Load Input Data in Parallel with Dask and UXarray#

Overview#

This usage example demonstrates how to load unstructured input data with UXarray and Dask. Loading in parallel and chunking and their respective performances are also showcased.

import uxarray as ux
from dask.distributed import Client, LocalCluster
import xarray as xr
import warnings

warnings.filterwarnings("ignore")

Data#

Data loaded in this notebook is the simulated output from the Department of Energy (DOE) Energy Exascale Earth System Model (E3SM) version 2. The case is set up as an atmosphere-only (AMIP) simulation with present-day control forcing (F2010) at a 1-degree horizontal resolution (ne30pg2), where sea surface temperatures and sea ice set as default as in the E3SMv2 model. The case is run for 6 years.

Chunking#

Chunks, which are small pieces of the array of interest, can be divided with Dask to be small enough to fit in memory.

UXarray inherited the chunking feature from Dask, where the chunks of the data can be specified when loading.

Loading Data with Chunking#

The following example demonstrates loading one monthly output from E3SM. By supplying the chunks argument, the data loaded will be split in the way as specified in the given dictionary.
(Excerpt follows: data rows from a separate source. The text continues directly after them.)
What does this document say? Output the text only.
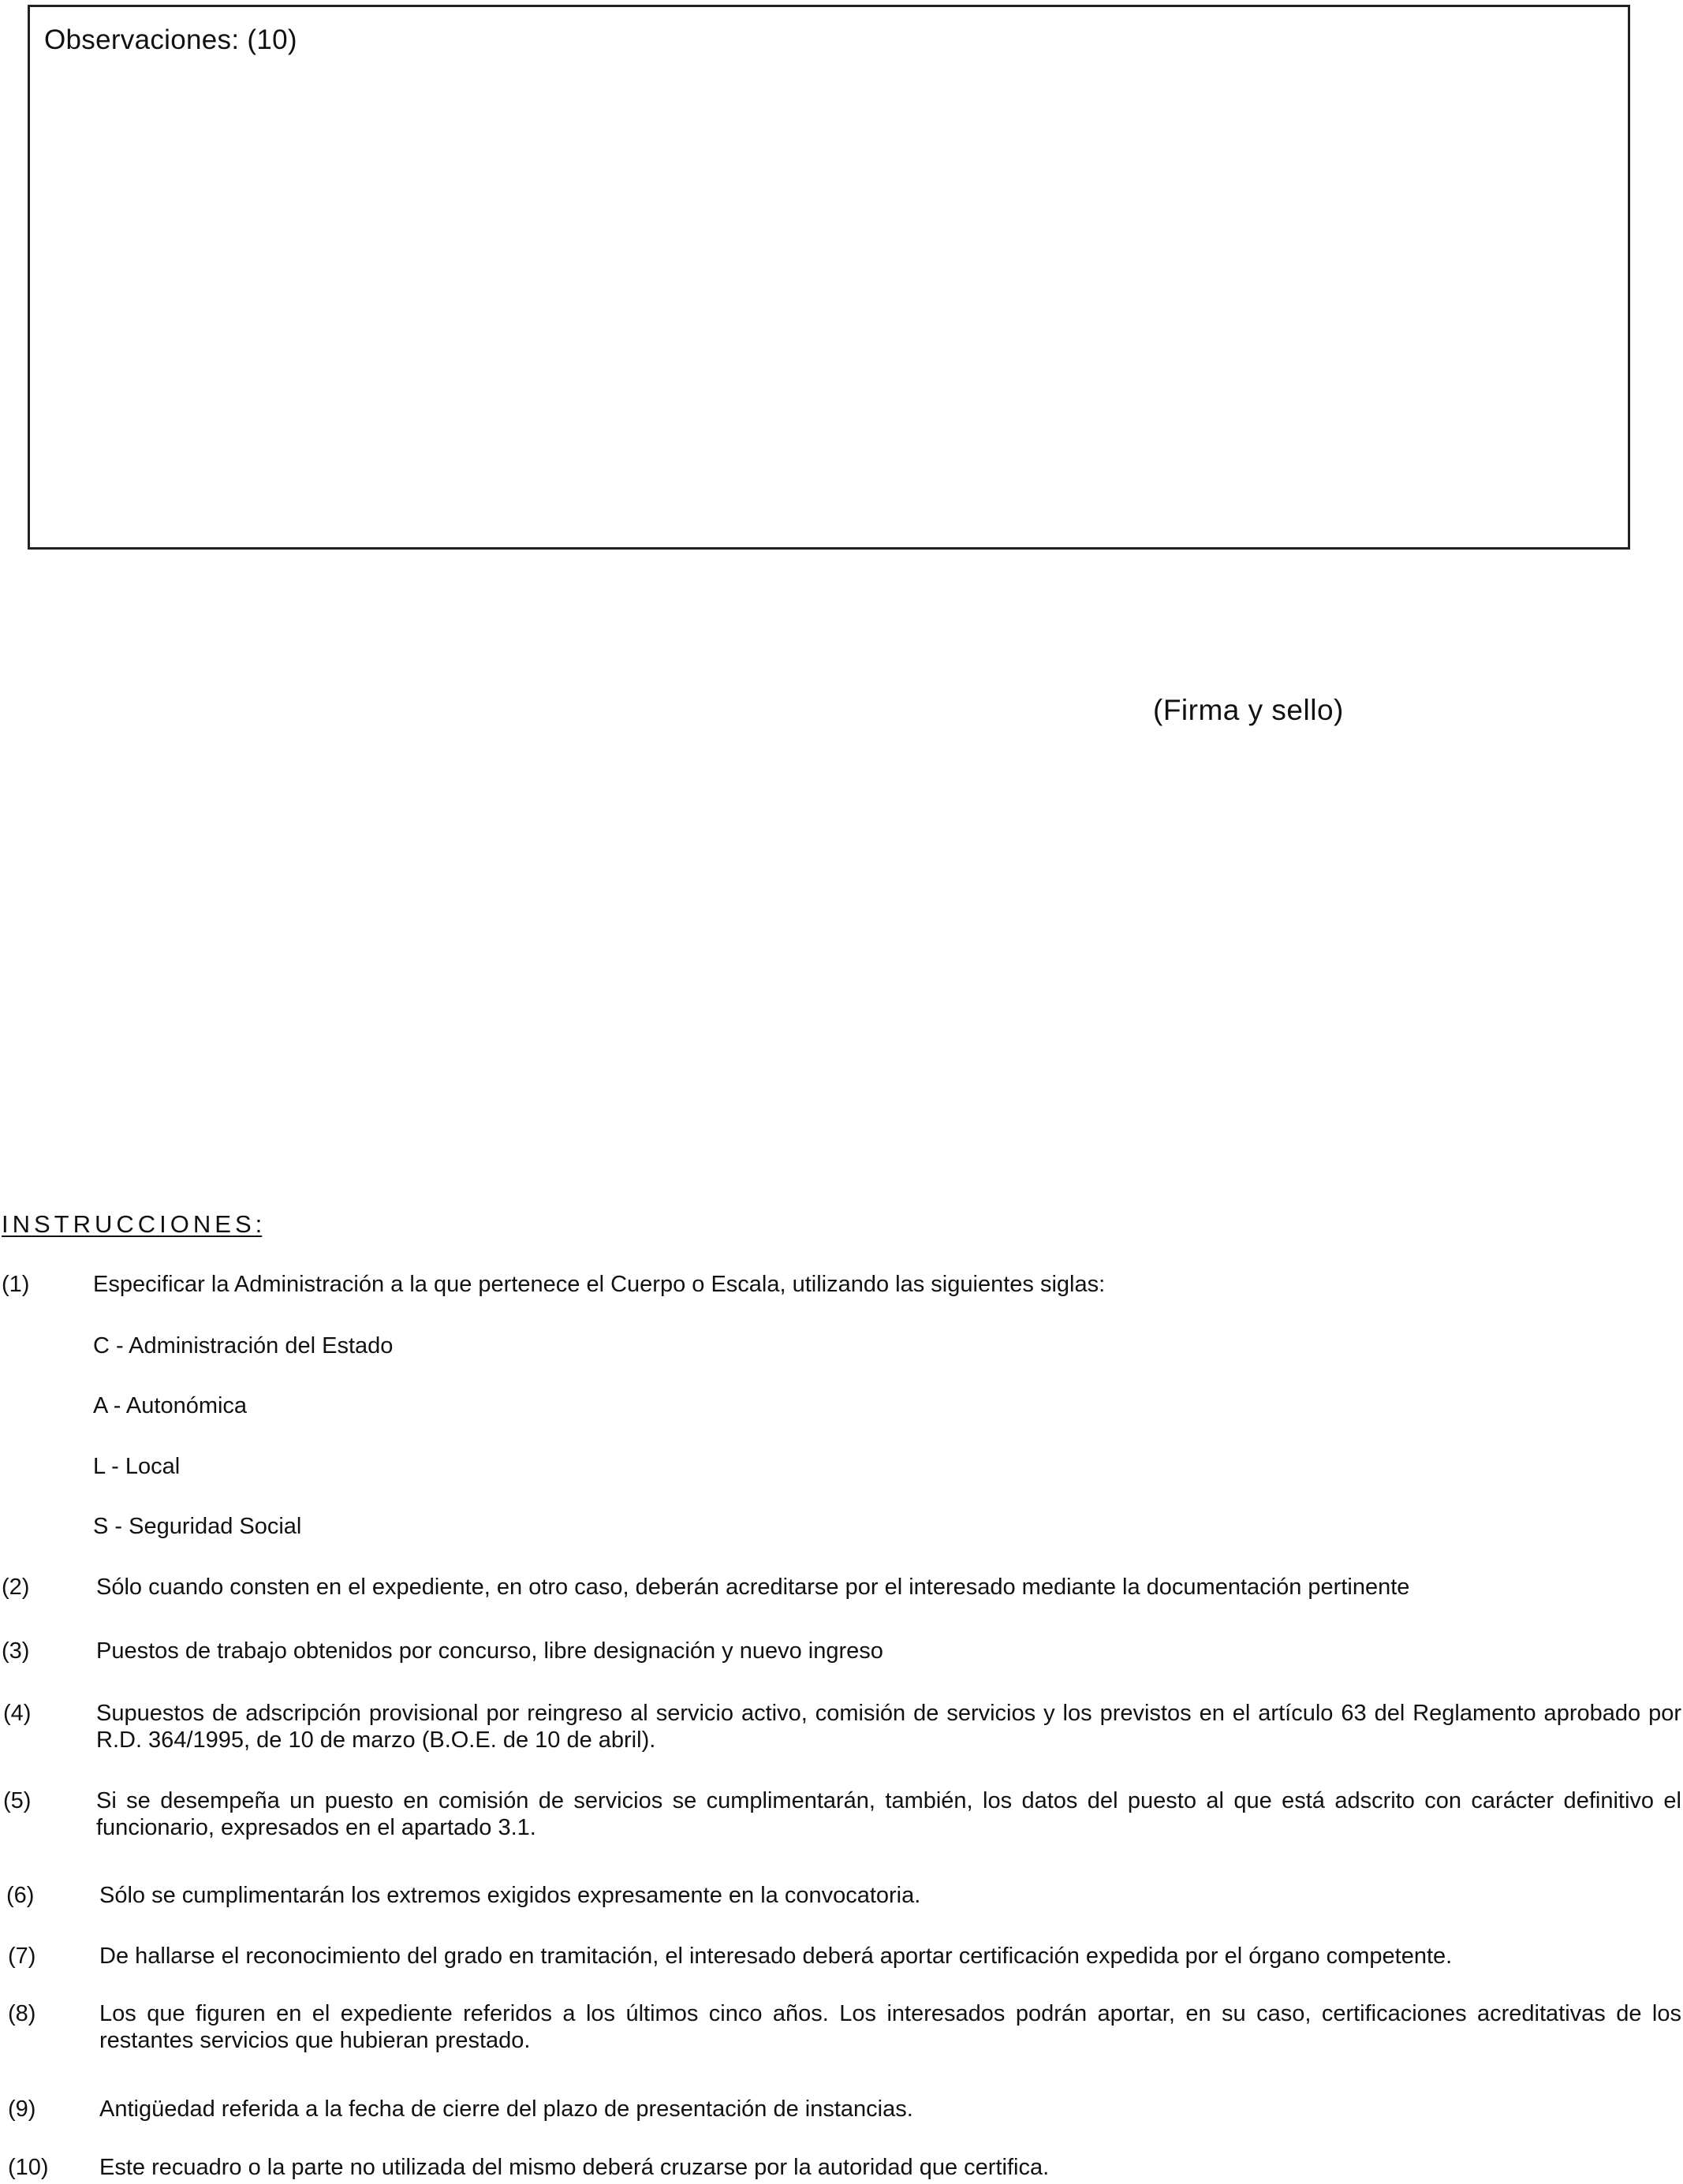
Observaciones: (10)
(Firma y sello)
INSTRUCCIONES:
(1)	Especificar la Administración a la que pertenece el Cuerpo o Escala, utilizando las siguientes siglas:
C - Administración del Estado
A - Autonómica
L - Local
S - Seguridad Social
(2)	Sólo cuando consten en el expediente, en otro caso, deberán acreditarse por el interesado mediante la documentación pertinente
(3)	Puestos de trabajo obtenidos por concurso, libre designación y nuevo ingreso
(4)	Supuestos de adscripción provisional por reingreso al servicio activo, comisión de servicios y los previstos en el artículo 63 del Reglamento aprobado por R.D. 364/1995, de 10 de marzo (B.O.E. de 10 de abril).
(5)	Si se desempeña un puesto en comisión de servicios se cumplimentarán, también, los datos del puesto al que está adscrito con carácter definitivo el funcionario, expresados en el apartado 3.1.
(6)	Sólo se cumplimentarán los extremos exigidos expresamente en la convocatoria.
(7)	De hallarse el reconocimiento del grado en tramitación, el interesado deberá aportar certificación expedida por el órgano competente.
(8)	Los que figuren en el expediente referidos a los últimos cinco años. Los interesados podrán aportar, en su caso, certificaciones acreditativas de los restantes servicios que hubieran prestado.
(9)	Antigüedad referida a la fecha de cierre del plazo de presentación de instancias.
(10)	Este recuadro o la parte no utilizada del mismo deberá cruzarse por la autoridad que certifica.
Typically, chunking the dataarray or dataset is done when loading the data.

In the following example, the data is split by the vertical levels in the atmosphere vert, as specified in the dictionary {'vert'=4}.
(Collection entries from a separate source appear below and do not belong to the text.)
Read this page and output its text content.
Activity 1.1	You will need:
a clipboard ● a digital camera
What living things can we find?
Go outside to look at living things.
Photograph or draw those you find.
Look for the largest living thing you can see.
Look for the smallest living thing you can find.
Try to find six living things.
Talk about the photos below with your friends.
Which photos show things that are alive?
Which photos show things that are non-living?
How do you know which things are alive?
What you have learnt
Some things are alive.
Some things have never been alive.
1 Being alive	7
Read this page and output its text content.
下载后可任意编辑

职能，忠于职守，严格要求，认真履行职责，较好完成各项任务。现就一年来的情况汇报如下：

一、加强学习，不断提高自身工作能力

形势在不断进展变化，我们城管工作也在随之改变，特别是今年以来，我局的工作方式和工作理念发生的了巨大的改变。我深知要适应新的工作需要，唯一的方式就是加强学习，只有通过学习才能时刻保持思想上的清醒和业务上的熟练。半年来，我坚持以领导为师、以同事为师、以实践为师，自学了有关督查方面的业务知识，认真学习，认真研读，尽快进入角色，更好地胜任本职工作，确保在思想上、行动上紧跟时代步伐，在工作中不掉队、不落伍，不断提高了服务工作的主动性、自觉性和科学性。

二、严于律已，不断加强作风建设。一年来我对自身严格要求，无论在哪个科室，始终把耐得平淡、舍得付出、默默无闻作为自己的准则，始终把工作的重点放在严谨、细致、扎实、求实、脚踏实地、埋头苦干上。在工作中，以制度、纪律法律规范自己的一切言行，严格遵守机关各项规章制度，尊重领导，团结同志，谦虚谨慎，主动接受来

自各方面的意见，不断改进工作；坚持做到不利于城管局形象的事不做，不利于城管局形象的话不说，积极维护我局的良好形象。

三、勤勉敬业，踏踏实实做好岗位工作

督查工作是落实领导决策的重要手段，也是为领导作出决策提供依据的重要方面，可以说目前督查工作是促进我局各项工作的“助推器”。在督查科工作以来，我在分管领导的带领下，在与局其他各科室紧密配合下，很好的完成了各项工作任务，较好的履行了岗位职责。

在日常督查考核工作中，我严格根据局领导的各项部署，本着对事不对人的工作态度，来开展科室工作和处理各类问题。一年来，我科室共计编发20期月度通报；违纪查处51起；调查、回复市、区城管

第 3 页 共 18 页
data_file_monthonly = "/glade/campaign/cisl/vast/uxarray/data/e3sm_keeling/ENSO_ctl_1std/unstructured/20231220.F2010.ENSO_ctl.lagreg.ne30pg2_EC30to60E2r2.keeling.eam.h0.0006-12.nc"
grid_file = (
    "/glade/campaign/cisl/vast/uxarray/data/e3sm_keeling/E3SM_grid/ne30pg2_grd.nc"
)
uxds_e3sm_mon = ux.open_dataset(grid_file, data_file_monthonly, chunks={"lev": 4})

Now look at one of the data arrays in the loaded dataset.

By calling one of the variables Q - specific humidity, we can look at the data array dimensions. The full data array has 1 point in time, 72 vertical levels, and a total of 21600 faces in the simulation grid, corresponding to the single monthly we loaded and the info shown below: time: 1, lev: 72, n_face: 21600.

The chunk size is also shown in the second line, where they contain 4 vertical levels instead of 72 (see chunksize=(1,4,21600)), proving we have successfully chunked the data.

uxds_e3sm_mon.Q
<xarray.UxDataArray 'Q' (time: 1, lev: 72, n_face: 21600)>
dask.array<open_dataset-Q, shape=(1, 72, 21600), dtype=float32, chunksize=(1, 4, 21600), chunktype=numpy.ndarray>
Coordinates:
  * lev      (lev) float64 0.1238 0.1828 0.2699 0.3986 ... 986.2 993.8 998.5
  * time     (time) object 0007-01-01 00:00:00
Dimensions without coordinates: n_face
Attributes:
    mdims:         1
    units:         kg/kg
    long_name:     Specific humidity
    cell_methods:  time: mean

UXarray also supports the same feature when loading multiple files at once with open_mfdataset and the same argument chunks as shown above.

Chunk size is important as it can be significant to performance, depending on the algorithm and usage. There are multiple possible configurations for chunking, such as splitting by uniform dimension size or specific chunk shape. Chunking can be done not only with a specified configuration, it can also be done with the automatic chunking feature in Dask.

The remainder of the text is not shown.